Beni : la population salue le reboisement des abords de la rivière Lubiriha pour protéger la limite entre la RDC et l’Ouganda

Reboiser les abords de la rivière Lubiriha, limite naturelle entre la République démocratique du Congo et l’Ouganda, cette initiative communautaire lancée depuis le lundi 5 août dernier bénéficie de l’adhésion massive de la population de Kasindi-Lubiriha, poste frontalier situé à l’Est du territoire de Beni.
L’initiative consiste au reboisement des abords de la rivière côté congolais pour faire face aux érosions qui sont en voie de déplacer le lit de la rivière menaçant ainsi la partie congolaise, explique Ehuta Omeonga Charles, administrateur du territoire de Beni.
« Vous voyez vous-même, il y a les bambous, il y a les pépinières et les eucalyptus, tout ça. Bientôt là, on va voir s’il y a un problème de sable, on va creuser dans la rivière et non déplacer la frontière avec la rivière, puisque ça c’est naturel », explique-t-il.
Environ 150 mètres, c’est la distance sur laquelle l’eau de la rivière s’est déjà déplacée en direction de la République démocratique du Congo, a constaté Kombi Pendani Bosco, député national auteur de cette initiative.
« C’est l’amour de mon pays qui m’a motivé, parce que quand j’avais fait la descente ici, je vis qu’il y avait déjà 150 mètres qui devaient être occupés par nos voisins ougandais. C’est pourquoi on s’est donné ce courage et cette volonté de pouvoir un peu piloter ce projet de reboisement ».
Lancée le lundi dernier en présence de certains membres de la notabilité locale, l’initiative est saluée par de nombreux acteurs locaux de Kasindi-Lubiriha.
« Je crois que tout ce que nous pouvons faire c’est mobiliser la jeunesse pour venir planter ici les bambous. Puisque nous avions constaté tous ensemble que si vraiment nous ne faisons pas cela, notre frontière va se déplacer. Nous sommes contents parce que nous nous retrouvons devant un politicien qui a initié une bonne chose et il est parmi les rares », soutiennent deux hommes présents à la cérémonie de lancement de ce projet.
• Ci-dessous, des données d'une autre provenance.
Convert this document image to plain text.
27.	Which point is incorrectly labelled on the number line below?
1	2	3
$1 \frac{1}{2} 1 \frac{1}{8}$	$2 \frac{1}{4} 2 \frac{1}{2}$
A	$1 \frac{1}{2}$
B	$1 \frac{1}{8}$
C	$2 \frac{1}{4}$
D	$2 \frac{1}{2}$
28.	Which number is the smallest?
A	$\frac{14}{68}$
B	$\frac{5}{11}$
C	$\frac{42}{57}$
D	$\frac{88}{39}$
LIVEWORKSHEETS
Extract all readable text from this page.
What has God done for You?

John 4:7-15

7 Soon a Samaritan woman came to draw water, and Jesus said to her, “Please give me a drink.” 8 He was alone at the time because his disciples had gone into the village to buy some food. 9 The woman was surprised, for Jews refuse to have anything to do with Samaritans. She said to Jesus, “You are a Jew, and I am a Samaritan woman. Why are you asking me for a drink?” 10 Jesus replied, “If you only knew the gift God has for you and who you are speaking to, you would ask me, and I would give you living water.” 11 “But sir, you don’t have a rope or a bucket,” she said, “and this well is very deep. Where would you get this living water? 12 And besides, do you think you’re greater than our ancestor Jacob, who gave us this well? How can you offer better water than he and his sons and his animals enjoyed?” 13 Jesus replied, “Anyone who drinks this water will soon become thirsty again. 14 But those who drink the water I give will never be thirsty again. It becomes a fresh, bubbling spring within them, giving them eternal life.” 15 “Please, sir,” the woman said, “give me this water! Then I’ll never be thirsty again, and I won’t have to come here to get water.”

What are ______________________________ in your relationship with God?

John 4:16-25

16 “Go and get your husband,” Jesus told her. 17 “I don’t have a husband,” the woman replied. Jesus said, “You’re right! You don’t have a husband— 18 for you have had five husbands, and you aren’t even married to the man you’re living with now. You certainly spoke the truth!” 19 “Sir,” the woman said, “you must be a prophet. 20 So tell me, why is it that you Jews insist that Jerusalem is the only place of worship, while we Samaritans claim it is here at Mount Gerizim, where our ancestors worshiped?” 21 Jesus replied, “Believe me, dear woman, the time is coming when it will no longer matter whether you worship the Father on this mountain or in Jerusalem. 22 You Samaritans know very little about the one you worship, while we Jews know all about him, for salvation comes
« De notre part, nous comme femmes, nous voulons faire chaque fois les entretiens, au moins deux fois par semaine pour cercler ces arbres là », ajoute une femme.
Au mois de mai 2020, les eaux de la rivière Lubiriha avaient débordé de part et d’autre de la frontière Congolo-ougandaise à partir du groupement Basongora, secteur Ruwenzori dans le territoire de Beni. Plusieurs personnes emportées par les eaux avaient perdu la vie et d’importes pertes matérielles enregistrées.